Ovviamente, una volta accertata la possibilità di accedere alle suddette agevolazioni, è la volta di scegliere la banca che concede il credito alle condizioni più vantaggiose. Esistono interessanti strumenti di ricerca: basta cercare informazioni online sul mutuo per giovani per farsi un’idea delle varie possibilità offerte. Molte piattaforme offrono la possibilità di confrontare gratuitamente banche diverse e visualizzarne le varie offerte per il vostro mutuo – un po’ come i famosi siti che comparano diverse assicurazioni auto.
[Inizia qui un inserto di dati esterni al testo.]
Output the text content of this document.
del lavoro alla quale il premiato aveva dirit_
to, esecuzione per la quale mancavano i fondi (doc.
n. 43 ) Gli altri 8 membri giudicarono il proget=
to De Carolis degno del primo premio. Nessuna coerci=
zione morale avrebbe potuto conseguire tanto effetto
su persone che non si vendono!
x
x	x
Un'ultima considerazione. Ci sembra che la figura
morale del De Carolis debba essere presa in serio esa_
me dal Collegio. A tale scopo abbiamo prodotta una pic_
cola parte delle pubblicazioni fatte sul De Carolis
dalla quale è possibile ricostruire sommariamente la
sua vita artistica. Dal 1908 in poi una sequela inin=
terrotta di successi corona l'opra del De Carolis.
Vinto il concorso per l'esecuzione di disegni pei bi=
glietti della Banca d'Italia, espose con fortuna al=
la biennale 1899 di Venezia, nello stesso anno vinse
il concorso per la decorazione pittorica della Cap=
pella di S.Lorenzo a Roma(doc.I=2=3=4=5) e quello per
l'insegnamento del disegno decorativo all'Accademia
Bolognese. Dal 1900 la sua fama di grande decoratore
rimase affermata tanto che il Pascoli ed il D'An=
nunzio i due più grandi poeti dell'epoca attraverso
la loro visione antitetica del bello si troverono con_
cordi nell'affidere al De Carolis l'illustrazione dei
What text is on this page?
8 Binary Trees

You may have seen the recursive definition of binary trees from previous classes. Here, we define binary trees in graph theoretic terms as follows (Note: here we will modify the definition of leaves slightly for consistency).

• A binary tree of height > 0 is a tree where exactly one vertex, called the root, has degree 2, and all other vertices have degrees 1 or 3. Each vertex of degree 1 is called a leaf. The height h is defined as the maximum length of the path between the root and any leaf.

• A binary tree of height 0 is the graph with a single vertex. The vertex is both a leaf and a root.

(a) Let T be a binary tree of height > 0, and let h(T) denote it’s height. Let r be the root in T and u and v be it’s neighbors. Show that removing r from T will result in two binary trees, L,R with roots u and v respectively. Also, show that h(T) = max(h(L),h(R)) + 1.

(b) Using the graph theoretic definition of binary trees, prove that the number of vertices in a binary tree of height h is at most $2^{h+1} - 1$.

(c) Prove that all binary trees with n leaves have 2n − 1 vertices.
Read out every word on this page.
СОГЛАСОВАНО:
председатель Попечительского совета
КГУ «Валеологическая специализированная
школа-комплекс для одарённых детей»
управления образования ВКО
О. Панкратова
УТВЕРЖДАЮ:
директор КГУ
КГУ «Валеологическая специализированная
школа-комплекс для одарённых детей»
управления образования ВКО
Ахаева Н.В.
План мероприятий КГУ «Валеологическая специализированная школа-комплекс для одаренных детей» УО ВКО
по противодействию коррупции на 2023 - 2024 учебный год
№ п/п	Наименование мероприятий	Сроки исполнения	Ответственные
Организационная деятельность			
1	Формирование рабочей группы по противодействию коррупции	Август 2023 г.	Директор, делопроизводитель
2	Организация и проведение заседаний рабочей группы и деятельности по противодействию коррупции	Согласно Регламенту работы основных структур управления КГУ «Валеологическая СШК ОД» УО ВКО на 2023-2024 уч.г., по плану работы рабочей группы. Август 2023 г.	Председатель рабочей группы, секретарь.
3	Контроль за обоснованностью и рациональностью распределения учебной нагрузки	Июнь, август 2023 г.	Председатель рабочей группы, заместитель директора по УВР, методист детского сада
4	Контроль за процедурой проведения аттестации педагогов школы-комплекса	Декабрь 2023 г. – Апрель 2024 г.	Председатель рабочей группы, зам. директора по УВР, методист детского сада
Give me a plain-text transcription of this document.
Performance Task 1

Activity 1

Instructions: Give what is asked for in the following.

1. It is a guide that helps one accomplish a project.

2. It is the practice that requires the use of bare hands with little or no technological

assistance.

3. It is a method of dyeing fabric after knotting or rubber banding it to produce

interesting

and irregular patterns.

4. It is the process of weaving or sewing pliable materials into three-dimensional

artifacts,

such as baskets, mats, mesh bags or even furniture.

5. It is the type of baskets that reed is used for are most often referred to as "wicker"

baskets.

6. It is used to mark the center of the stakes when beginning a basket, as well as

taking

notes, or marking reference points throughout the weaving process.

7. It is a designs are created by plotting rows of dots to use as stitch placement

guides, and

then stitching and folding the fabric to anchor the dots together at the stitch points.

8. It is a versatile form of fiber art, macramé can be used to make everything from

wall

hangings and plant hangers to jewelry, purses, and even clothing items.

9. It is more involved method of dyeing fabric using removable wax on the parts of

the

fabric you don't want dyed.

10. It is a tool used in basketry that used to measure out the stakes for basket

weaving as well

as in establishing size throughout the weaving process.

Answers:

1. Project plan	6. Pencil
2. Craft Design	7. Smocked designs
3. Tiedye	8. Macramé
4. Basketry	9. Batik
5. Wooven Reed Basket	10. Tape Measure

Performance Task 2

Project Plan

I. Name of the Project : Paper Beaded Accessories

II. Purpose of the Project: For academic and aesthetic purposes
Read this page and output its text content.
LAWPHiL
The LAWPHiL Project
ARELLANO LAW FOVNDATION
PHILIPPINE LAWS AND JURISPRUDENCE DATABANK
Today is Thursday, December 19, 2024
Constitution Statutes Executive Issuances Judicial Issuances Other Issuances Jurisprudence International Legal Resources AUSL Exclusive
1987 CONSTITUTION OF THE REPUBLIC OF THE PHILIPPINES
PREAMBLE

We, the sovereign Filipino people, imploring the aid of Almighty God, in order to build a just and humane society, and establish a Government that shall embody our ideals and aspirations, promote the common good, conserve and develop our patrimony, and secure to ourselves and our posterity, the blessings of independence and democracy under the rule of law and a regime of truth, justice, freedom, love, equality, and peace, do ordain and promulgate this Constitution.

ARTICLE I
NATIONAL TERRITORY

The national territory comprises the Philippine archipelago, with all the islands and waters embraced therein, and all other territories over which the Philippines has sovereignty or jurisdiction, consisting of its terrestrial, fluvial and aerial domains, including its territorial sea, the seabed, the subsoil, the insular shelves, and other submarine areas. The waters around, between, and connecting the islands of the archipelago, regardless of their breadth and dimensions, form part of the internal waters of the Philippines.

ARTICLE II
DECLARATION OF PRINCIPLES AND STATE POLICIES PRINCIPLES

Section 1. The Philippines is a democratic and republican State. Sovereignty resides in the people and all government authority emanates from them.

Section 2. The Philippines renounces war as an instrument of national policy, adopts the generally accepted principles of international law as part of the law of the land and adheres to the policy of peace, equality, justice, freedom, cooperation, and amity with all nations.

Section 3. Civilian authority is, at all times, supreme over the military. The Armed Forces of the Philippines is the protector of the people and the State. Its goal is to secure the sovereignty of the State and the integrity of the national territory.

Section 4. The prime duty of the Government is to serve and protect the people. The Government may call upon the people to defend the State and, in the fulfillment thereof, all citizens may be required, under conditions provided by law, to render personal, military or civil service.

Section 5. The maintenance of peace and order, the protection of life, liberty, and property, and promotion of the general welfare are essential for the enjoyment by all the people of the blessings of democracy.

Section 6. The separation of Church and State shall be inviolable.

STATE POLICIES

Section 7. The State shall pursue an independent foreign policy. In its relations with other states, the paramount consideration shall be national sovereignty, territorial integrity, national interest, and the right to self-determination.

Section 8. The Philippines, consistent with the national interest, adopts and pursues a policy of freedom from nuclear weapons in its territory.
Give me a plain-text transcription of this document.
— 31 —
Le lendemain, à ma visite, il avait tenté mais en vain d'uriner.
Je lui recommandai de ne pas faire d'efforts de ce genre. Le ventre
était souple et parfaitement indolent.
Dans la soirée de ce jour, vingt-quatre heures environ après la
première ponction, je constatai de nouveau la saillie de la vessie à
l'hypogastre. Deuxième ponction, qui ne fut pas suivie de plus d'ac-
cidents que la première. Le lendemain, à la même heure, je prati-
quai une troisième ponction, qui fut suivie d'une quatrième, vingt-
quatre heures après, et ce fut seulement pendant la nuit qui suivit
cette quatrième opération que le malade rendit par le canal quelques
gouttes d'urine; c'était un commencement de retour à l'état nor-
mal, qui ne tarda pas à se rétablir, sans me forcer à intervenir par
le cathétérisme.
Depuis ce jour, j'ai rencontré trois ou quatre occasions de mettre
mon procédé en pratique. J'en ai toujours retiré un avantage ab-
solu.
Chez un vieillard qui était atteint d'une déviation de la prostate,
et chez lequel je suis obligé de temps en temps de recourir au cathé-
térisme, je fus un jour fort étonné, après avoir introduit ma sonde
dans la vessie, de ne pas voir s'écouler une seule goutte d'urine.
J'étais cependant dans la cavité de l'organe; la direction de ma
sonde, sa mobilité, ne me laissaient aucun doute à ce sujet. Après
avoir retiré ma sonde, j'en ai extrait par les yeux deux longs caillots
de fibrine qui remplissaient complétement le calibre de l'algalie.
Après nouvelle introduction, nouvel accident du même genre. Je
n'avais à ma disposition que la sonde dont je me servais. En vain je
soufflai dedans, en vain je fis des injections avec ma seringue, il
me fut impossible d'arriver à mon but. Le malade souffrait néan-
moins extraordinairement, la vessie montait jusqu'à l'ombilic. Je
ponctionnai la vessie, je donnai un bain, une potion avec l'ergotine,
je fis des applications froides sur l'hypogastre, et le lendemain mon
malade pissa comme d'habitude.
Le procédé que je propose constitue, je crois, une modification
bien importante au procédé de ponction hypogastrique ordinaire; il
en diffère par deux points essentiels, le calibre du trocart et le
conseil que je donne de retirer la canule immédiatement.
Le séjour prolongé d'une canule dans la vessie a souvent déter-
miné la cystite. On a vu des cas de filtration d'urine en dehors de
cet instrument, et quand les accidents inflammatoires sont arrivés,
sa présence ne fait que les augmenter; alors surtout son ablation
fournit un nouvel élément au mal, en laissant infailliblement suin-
A tal proposito, i criteri di scelta devono basarsi su diverse tipologie di tasso che possono rendere l’una o l’altra banca più vantaggiose:

  • Tasso fisso: in questo caso la rata rimane costante dall’inizio alla fine, proprio perché il tasso viene stabilito all’inizio e rimane fisso per l’intera durata fino all’estinzione del mutuo. Viene generalmente considerato il più sicuro.
  • Tasso variabile: in questo caso il tasso di interesse varia a seconda di specifici parametri relativi a mercati finanziari e monetari. Meno sicuro del precedente ma, allo stesso tempo, potenzialmente più vantaggioso, nel caso in cui per una congiuntura economica i tassi divengano molto bassi.
  • Tasso misto: in questo caso è prevista la facoltà di poter passare da tasso fisso a variabile anche successivamente all’accensione del mutuo.
  • Tasso d’ingresso: viene previsto un tasso agevolato per i primi tempi (di durata variabile) per poi passare a un regolare tasso fisso o variabile in un secondo momento.

 

Insomma, seppur in un mondo pieno di insidie e incertezze, quantomeno l’accesso al credito per acquisto di una delle basi fondanti della vita – cioè la prima casa – è stato reso più agevole. Ora per le coppie (e non solo) la strada verso l’indipendenza è senza dubbio più facile.